Vyacheslav Krasko tells his own story throughout the book. As an executive who reached financial independence and high status in society, he suddenly realizes hard principles and rationalism have displaced the most important things in life: happiness, freedom and true feelings.

To find the meaning of life, he breaks up with his sweetheart, moves house, leaves his job and buys a one-way ticket leaving Moscow. His new life has begun.

He starts his travel in the spring, a season symbolizing new beginnings.

Every day on Vyacheslav's journey is not like another. The splendor of ancient architecture is replaced by the beauty of virgin nature, small cities are interspersed with megacities, an instructive conversation with an Indian guru is adjacent to everyday troubles, and a new love for a wonderful girl turns into bitterness of disappointment – all this is the flow of life, its taste, which can be easily felt and hard to forget.

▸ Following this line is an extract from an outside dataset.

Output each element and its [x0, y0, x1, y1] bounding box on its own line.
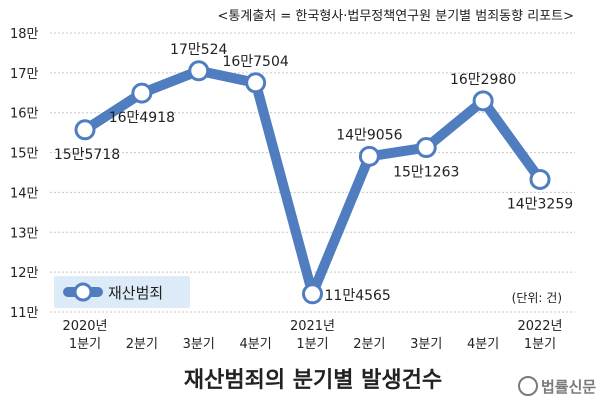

Vyacheslav, like a little child, tastes everything and generously shares his new experience with readers. He learns to sail a yacht and catch a wave on a surf, cook intricate Chinese dishes and dance the Argentine tango, bungee jump over a stormy mountain river and climb the highest peaks.

Asia, Australia, South America, Antarctic, North America, Africa and finally Europe...

Each day of travel was different from the others. Splendid ancient architecture changed to wild nature, and cities alternated with small villages. The author tries one thing after another, like that of a child, and shares his thoughts and impressions with readers. One of the most important discoveries he makes is that a man doesn't have to live by others' ideals.

Will it be worth it to return to his old lifestyle? Day-to-day routine could absorb him again. He will not return.

He returned to Moscow, but he has not given up on his new ideas.